Born to Wortham Irwin Smallwood and Ada Bryant Smallwood in Middlesboro, KY, in Appalachian coal country, raised as a Southern Baptist, he joined Greensboro’s Congregational Christian Church in 1948 when he married Allene Parks, his high school sweetheart. Ever since the formation of the United Church of Christ (UCC) in 1957 and his local church becoming Congregational UCC (CUCC), he has been a booster of the socially progressive Protestant denomination, as well as a passionate builder of ecumenical and interfaith bridges between faith communities.
Over his 75 years as a member at CUCC, he proved himself a gifted lay leader. He loved singing bass in the CUCC choir, as well as teaching Sunday School, and serving in many key church offices – locally and in the Southern Conference of the United Church of Christ (UCC).
During the Civil Rights era, he volunteered with the UCC Office of Communications, which won an “open airways” suit at the U.S. Supreme Court in 1959 to compel Southern TV stations to stop their news blackouts and restore local coverage of state-sanctioned violence against peaceful marchers.
He served in 1975 as a delegate to the Fifth Assembly of the World Council of Churches in Nairobi, Kenya, on the way there traveling from the slums of Rio de Janeiro, Brazil to Soweto in South Africa as a witness for justice. For a quarter century, he was involved in communications work for the National Council of Churches.
Yet, his age never swayed him to stop. He stayed involved with numerous civic affairs, especially efforts to help the most vulnerable in Greensboro. He volunteered with the Greensboro Urban Ministry, and he also was a board member and public relations chair for the local CROP Walk, a worldwide effort to raise money to fight poverty and end hunger.
He is survived by his second wife, of nearly 14 years, Judy C. Glasgow; his daughter, the Rev. Bryn Smallwood-Garcia and her husband, John Smallwood-Garcia of Brookfield, Conn.; his stepchildren, Kelly Williams of Winston-Salem and Kevin Williams and wife Jennifer Williams of Greensboro; his grandchildren, Jacob Smallwood-Garcia of Brookfield, Conn. and Lela Smallwood-Garcia of Los Gatos, Calif. He was predeceased by his first wife Allene Moffitt Parks Smallwood, who died in 2003, and his older sister Barbara Jean Smallwood Nellis, who died in 2021. He leaves behind 3 nieces and a nephew, their children, and countless friends in Greensboro and beyond.

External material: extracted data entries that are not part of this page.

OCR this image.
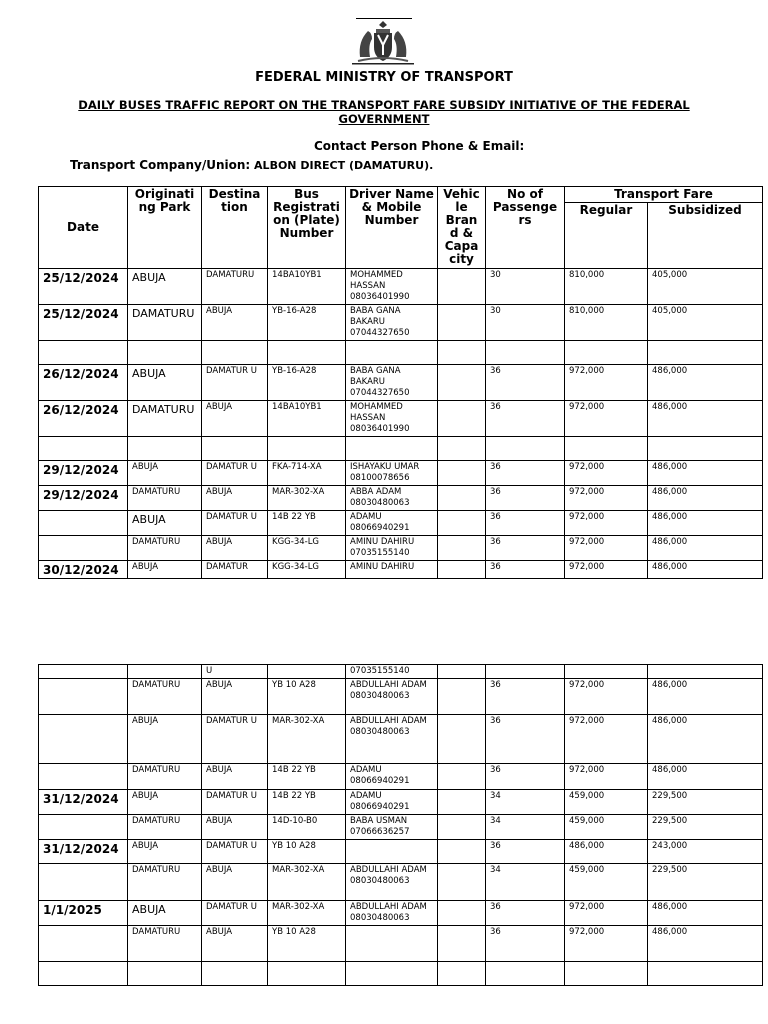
FEDERAL MINISTRY OF TRANSPORT
DAILY BUSES TRAFFIC REPORT ON THE TRANSPORT FARE SUBSIDY INITIATIVE OF THE FEDERAL GOVERNMENT
Contact Person Phone & Email:
Transport Company/Union: ALBON DIRECT (DAMATURU).
Date	Originati ng Park	Destina tion	Bus Registrati on (Plate) Number	Driver Name & Mobile Number	Vehic le Bran d & Capa city	No of Passenge rs	Transport Fare	
							Regular	Subsidized
25/12/2024	ABUJA	DAMATURU	14BA10YB1	MOHAMMED HASSAN 08036401990		30	810,000	405,000
25/12/2024	DAMATURU	ABUJA	YB-16-A28	BABA GANA BAKARU 07044327650		30	810,000	405,000

26/12/2024	ABUJA	DAMATUR U	YB-16-A28	BABA GANA BAKARU 07044327650		36	972,000	486,000
26/12/2024	DAMATURU	ABUJA	14BA10YB1	MOHAMMED HASSAN 08036401990		36	972,000	486,000

29/12/2024	ABUJA	DAMATUR U	FKA-714-XA	ISHAYAKU UMAR 08100078656		36	972,000	486,000
29/12/2024	DAMATURU	ABUJA	MAR-302-XA	ABBA ADAM 08030480063		36	972,000	486,000
	ABUJA	DAMATUR U	14B 22 YB	ADAMU 08066940291		36	972,000	486,000
	DAMATURU	ABUJA	KGG-34-LG	AMINU DAHIRU 07035155140		36	972,000	486,000
30/12/2024	ABUJA	DAMATUR	KGG-34-LG	AMINU DAHIRU		36	972,000	486,000
		U		07035155140				
	DAMATURU	ABUJA	YB 10 A28	ABDULLAHI ADAM 08030480063		36	972,000	486,000
	ABUJA	DAMATUR U	MAR-302-XA	ABDULLAHI ADAM 08030480063		36	972,000	486,000
	DAMATURU	ABUJA	14B 22 YB	ADAMU 08066940291		36	972,000	486,000
31/12/2024	ABUJA	DAMATUR U	14B 22 YB	ADAMU 08066940291		34	459,000	229,500
	DAMATURU	ABUJA	14D-10-B0	BABA USMAN 07066636257		34	459,000	229,500
31/12/2024	ABUJA	DAMATUR U	YB 10 A28			36	486,000	243,000
	DAMATURU	ABUJA	MAR-302-XA	ABDULLAHI ADAM 08030480063		34	459,000	229,500
1/1/2025	ABUJA	DAMATUR U	MAR-302-XA	ABDULLAHI ADAM 08030480063		36	972,000	486,000
	DAMATURU	ABUJA	YB 10 A28			36	972,000	486,000
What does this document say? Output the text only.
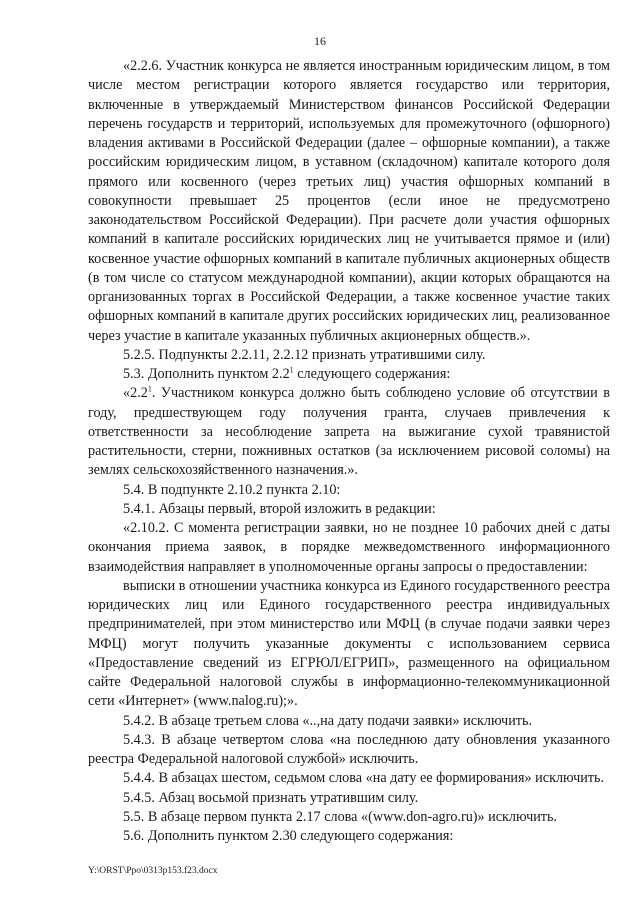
16

«2.2.6. Участник конкурса не является иностранным юридическим лицом, в том числе местом регистрации которого является государство или территория, включенные в утверждаемый Министерством финансов Российской Федерации перечень государств и территорий, используемых для промежуточного (офшорного) владения активами в Российской Федерации (далее – офшорные компании), а также российским юридическим лицом, в уставном (складочном) капитале которого доля прямого или косвенного (через третьих лиц) участия офшорных компаний в совокупности превышает 25 процентов (если иное не предусмотрено законодательством Российской Федерации). При расчете доли участия офшорных компаний в капитале российских юридических лиц не учитывается прямое и (или) косвенное участие офшорных компаний в капитале публичных акционерных обществ (в том числе со статусом международной компании), акции которых обращаются на организованных торгах в Российской Федерации, а также косвенное участие таких офшорных компаний в капитале других российских юридических лиц, реализованное через участие в капитале указанных публичных акционерных обществ.».

5.2.5. Подпункты 2.2.11, 2.2.12 признать утратившими силу.

5.3. Дополнить пунктом $2.2^1$ следующего содержания:

«$2.2^1$. Участником конкурса должно быть соблюдено условие об отсутствии в году, предшествующем году получения гранта, случаев привлечения к ответственности за несоблюдение запрета на выжигание сухой травянистой растительности, стерни, пожнивных остатков (за исключением рисовой соломы) на землях сельскохозяйственного назначения.».

5.4. В подпункте 2.10.2 пункта 2.10:

5.4.1. Абзацы первый, второй изложить в редакции:

«2.10.2. С момента регистрации заявки, но не позднее 10 рабочих дней с даты окончания приема заявок, в порядке межведомственного информационного взаимодействия направляет в уполномоченные органы запросы о предоставлении:

выписки в отношении участника конкурса из Единого государственного реестра юридических лиц или Единого государственного реестра индивидуальных предпринимателей, при этом министерство или МФЦ (в случае подачи заявки через МФЦ) могут получить указанные документы с использованием сервиса «Предоставление сведений из ЕГРЮЛ/ЕГРИП», размещенного на официальном сайте Федеральной налоговой службы в информационно-телекоммуникационной сети «Интернет» (www.nalog.ru);».

5.4.2. В абзаце третьем слова «..,на дату подачи заявки» исключить.

5.4.3. В абзаце четвертом слова «на последнюю дату обновления указанного реестра Федеральной налоговой службой» исключить.

5.4.4. В абзацах шестом, седьмом слова «на дату ее формирования» исключить.

5.4.5. Абзац восьмой признать утратившим силу.

5.5. В абзаце первом пункта 2.17 слова «(www.don-agro.ru)» исключить.

5.6. Дополнить пунктом 2.30 следующего содержания:

Y:\ORST\Ppo\0313p153.f23.docx
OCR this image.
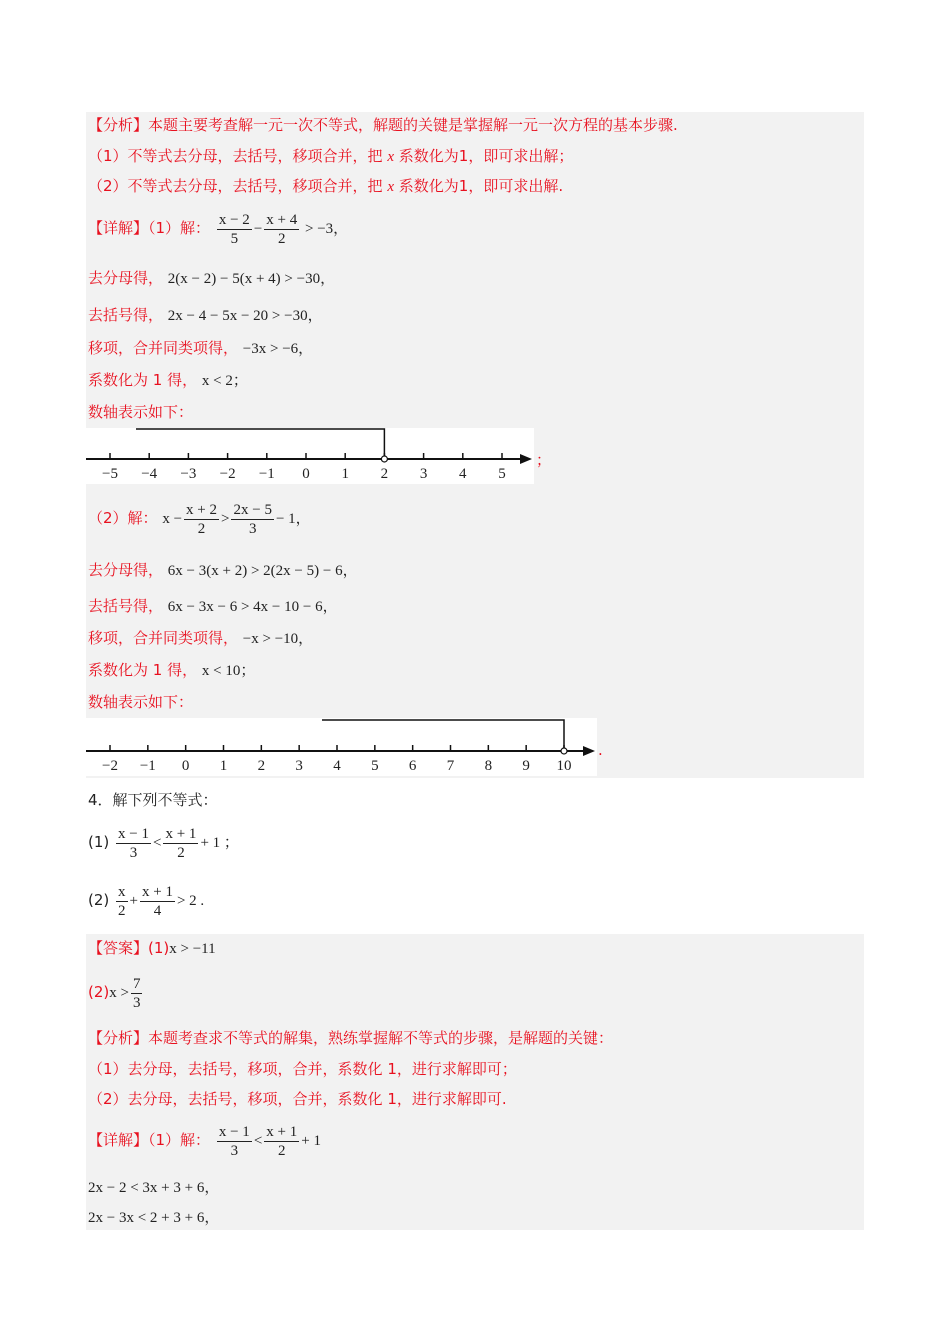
【分析】本题主要考查解一元一次不等式，解题的关键是掌握解一元一次方程的基本步骤.
（1）不等式去分母，去括号，移项合并，把 x 系数化为1，即可求出解；
（2）不等式去分母，去括号，移项合并，把 x 系数化为1，即可求出解.
【详解】（1）解： $\frac{x - 2}{5} - \frac{x + 4}{2} > -3$，
去分母得， 2(x − 2) − 5(x + 4) > −30，
去括号得， 2x − 4 − 5x − 20 > −30，
移项，合并同类项得， −3x > −6，
系数化为 1 得， x < 2；
数轴表示如下：
−5 −4 −3 −2 −1 0 1 2 3 4 5
；
（2）解： $x - \frac{x + 2}{2} > \frac{2x - 5}{3} - 1$，
去分母得， 6x − 3(x + 2) > 2(2x − 5) − 6，
去括号得， 6x − 3x − 6 > 4x − 10 − 6，
移项，合并同类项得， −x > −10，
系数化为 1 得， x < 10；
数轴表示如下：
−2 −1 0 1 2 3 4 5 6 7 8 9 10
.
4．解下列不等式：
$(1) \frac{x - 1}{3} < \frac{x + 1}{2} + 1$ ；
$(2) \frac{x}{2} + \frac{x + 1}{4} > 2$ .
【答案】(1)x > −11
$(2)x > \frac{7}{3}$
【分析】本题考查求不等式的解集，熟练掌握解不等式的步骤，是解题的关键：
（1）去分母，去括号，移项，合并，系数化 1，进行求解即可；
（2）去分母，去括号，移项，合并，系数化 1，进行求解即可.
【详解】（1）解： $\frac{x - 1}{3} < \frac{x + 1}{2} + 1$
2x − 2 < 3x + 3 + 6，
2x − 3x < 2 + 3 + 6，
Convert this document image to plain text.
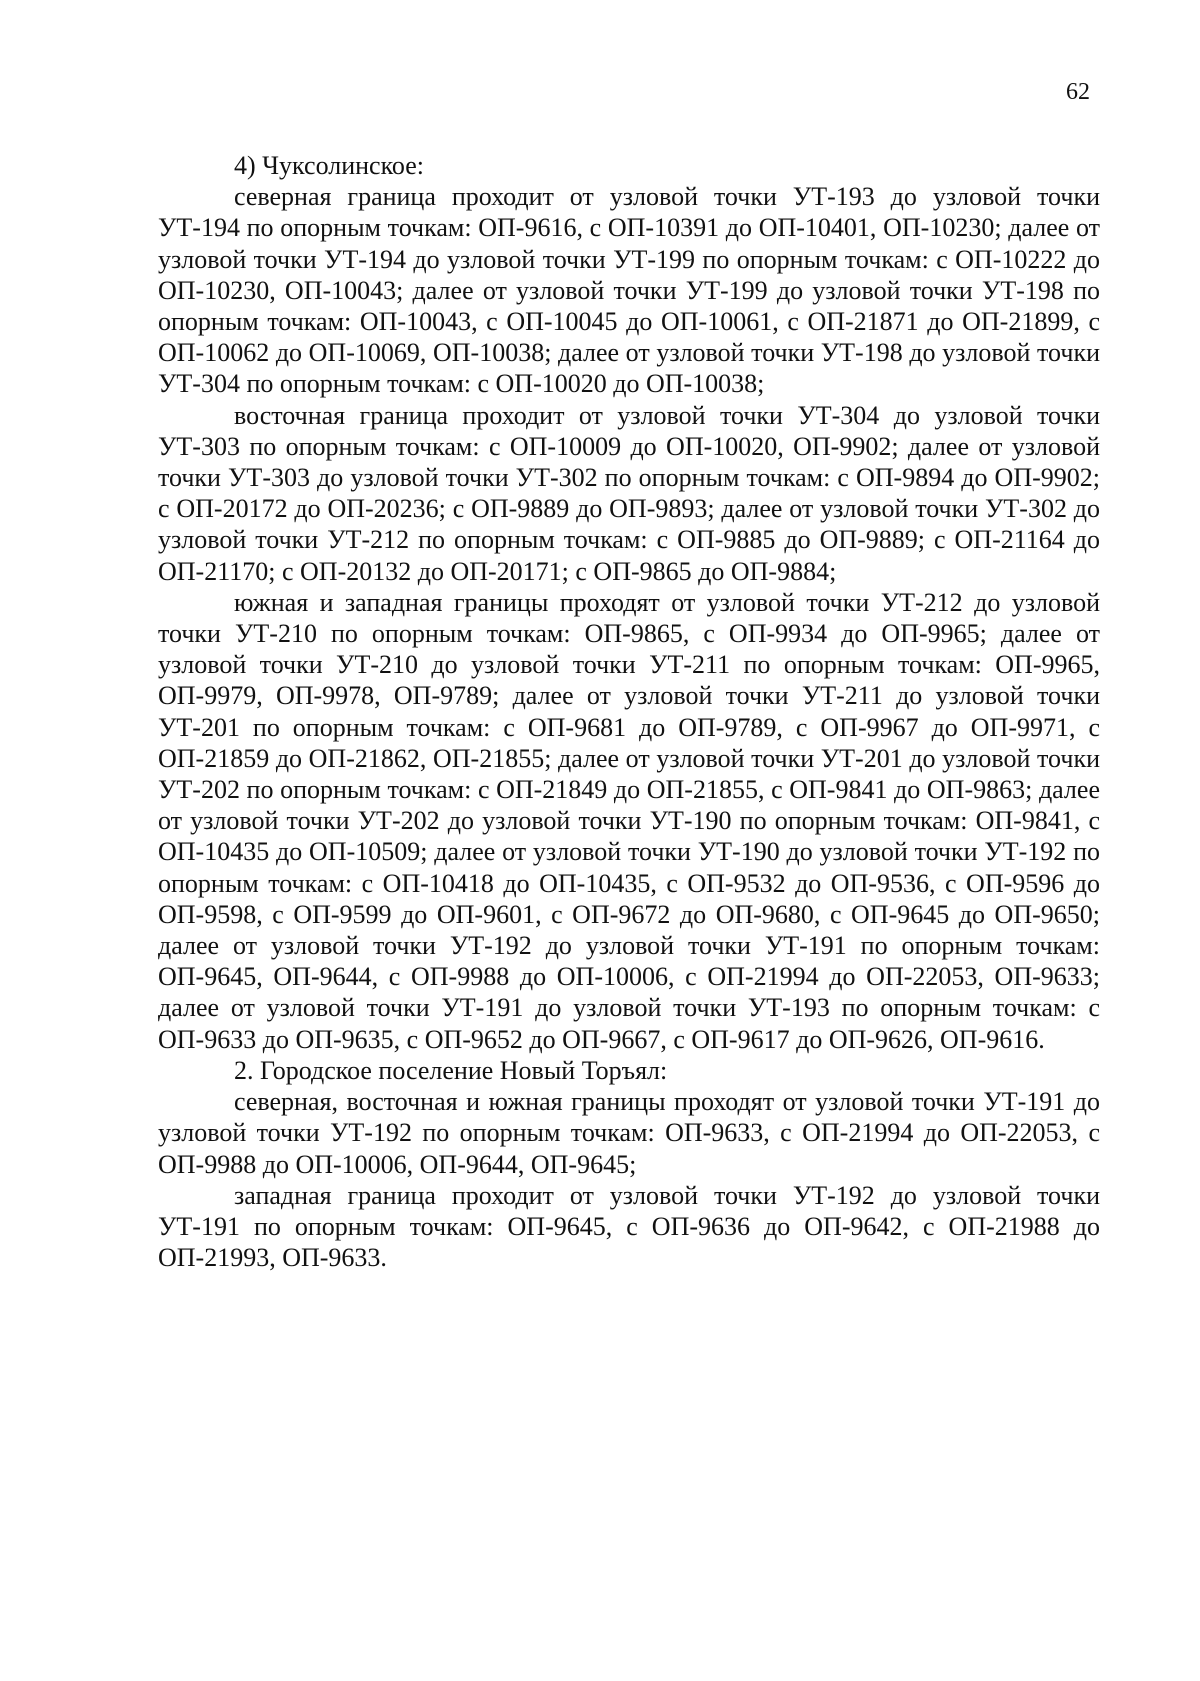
62

4) Чуксолинское:

северная граница проходит от узловой точки УТ-193 до узловой точки УТ-194 по опорным точкам: ОП-9616, с ОП-10391 до ОП-10401, ОП-10230; далее от узловой точки УТ-194 до узловой точки УТ-199 по опорным точкам: с ОП-10222 до ОП-10230, ОП-10043; далее от узловой точки УТ-199 до узловой точки УТ-198 по опорным точкам: ОП-10043, с ОП-10045 до ОП-10061, с ОП-21871 до ОП-21899, с ОП-10062 до ОП-10069, ОП-10038; далее от узловой точки УТ-198 до узловой точки УТ-304 по опорным точкам: с ОП-10020 до ОП-10038;

восточная граница проходит от узловой точки УТ-304 до узловой точки УТ-303 по опорным точкам: с ОП-10009 до ОП-10020, ОП-9902; далее от узловой точки УТ-303 до узловой точки УТ-302 по опорным точкам: с ОП-9894 до ОП-9902; с ОП-20172 до ОП-20236; с ОП-9889 до ОП-9893; далее от узловой точки УТ-302 до узловой точки УТ-212 по опорным точкам: с ОП-9885 до ОП-9889; с ОП-21164 до ОП-21170; с ОП-20132 до ОП-20171; с ОП-9865 до ОП-9884;

южная и западная границы проходят от узловой точки УТ-212 до узловой точки УТ-210 по опорным точкам: ОП-9865, с ОП-9934 до ОП-9965; далее от узловой точки УТ-210 до узловой точки УТ-211 по опорным точкам: ОП-9965, ОП-9979, ОП-9978, ОП-9789; далее от узловой точки УТ-211 до узловой точки УТ-201 по опорным точкам: с ОП-9681 до ОП-9789, с ОП-9967 до ОП-9971, с ОП-21859 до ОП-21862, ОП-21855; далее от узловой точки УТ-201 до узловой точки УТ-202 по опорным точкам: с ОП-21849 до ОП-21855, с ОП-9841 до ОП-9863; далее от узловой точки УТ-202 до узловой точки УТ-190 по опорным точкам: ОП-9841, с ОП-10435 до ОП-10509; далее от узловой точки УТ-190 до узловой точки УТ-192 по опорным точкам: с ОП-10418 до ОП-10435, с ОП-9532 до ОП-9536, с ОП-9596 до ОП-9598, с ОП-9599 до ОП-9601, с ОП-9672 до ОП-9680, с ОП-9645 до ОП-9650; далее от узловой точки УТ-192 до узловой точки УТ-191 по опорным точкам: ОП-9645, ОП-9644, с ОП-9988 до ОП-10006, с ОП-21994 до ОП-22053, ОП-9633; далее от узловой точки УТ-191 до узловой точки УТ-193 по опорным точкам: с ОП-9633 до ОП-9635, с ОП-9652 до ОП-9667, с ОП-9617 до ОП-9626, ОП-9616.

2. Городское поселение Новый Торъял:

северная, восточная и южная границы проходят от узловой точки УТ-191 до узловой точки УТ-192 по опорным точкам: ОП-9633, с ОП-21994 до ОП-22053, с ОП-9988 до ОП-10006, ОП-9644, ОП-9645;

западная граница проходит от узловой точки УТ-192 до узловой точки УТ-191 по опорным точкам: ОП-9645, с ОП-9636 до ОП-9642, с ОП-21988 до ОП-21993, ОП-9633.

Funeral arrangements are by Hanes Lineberry in Greensboro. A time of public visitation with the family will be held in the Floyd Fellowship Hall at Congregational UCC from 2-4pm and from 6-8pm on Monday, March 11, 2024. A memorial service will be held in the sanctuary at Congregational UCC at 2 p.m. on Saturday, April 13, 2024.
The family respectfully requests that, in lieu of flowers, memorial gifts be given to Congregational UCC at congregationalucc.com, or to Greensboro’s Mustard Seed Community Health clinic at mustardseedclinic.org, or to the national Racial Justice Ministry of the UCC at jointhemovementucc.org.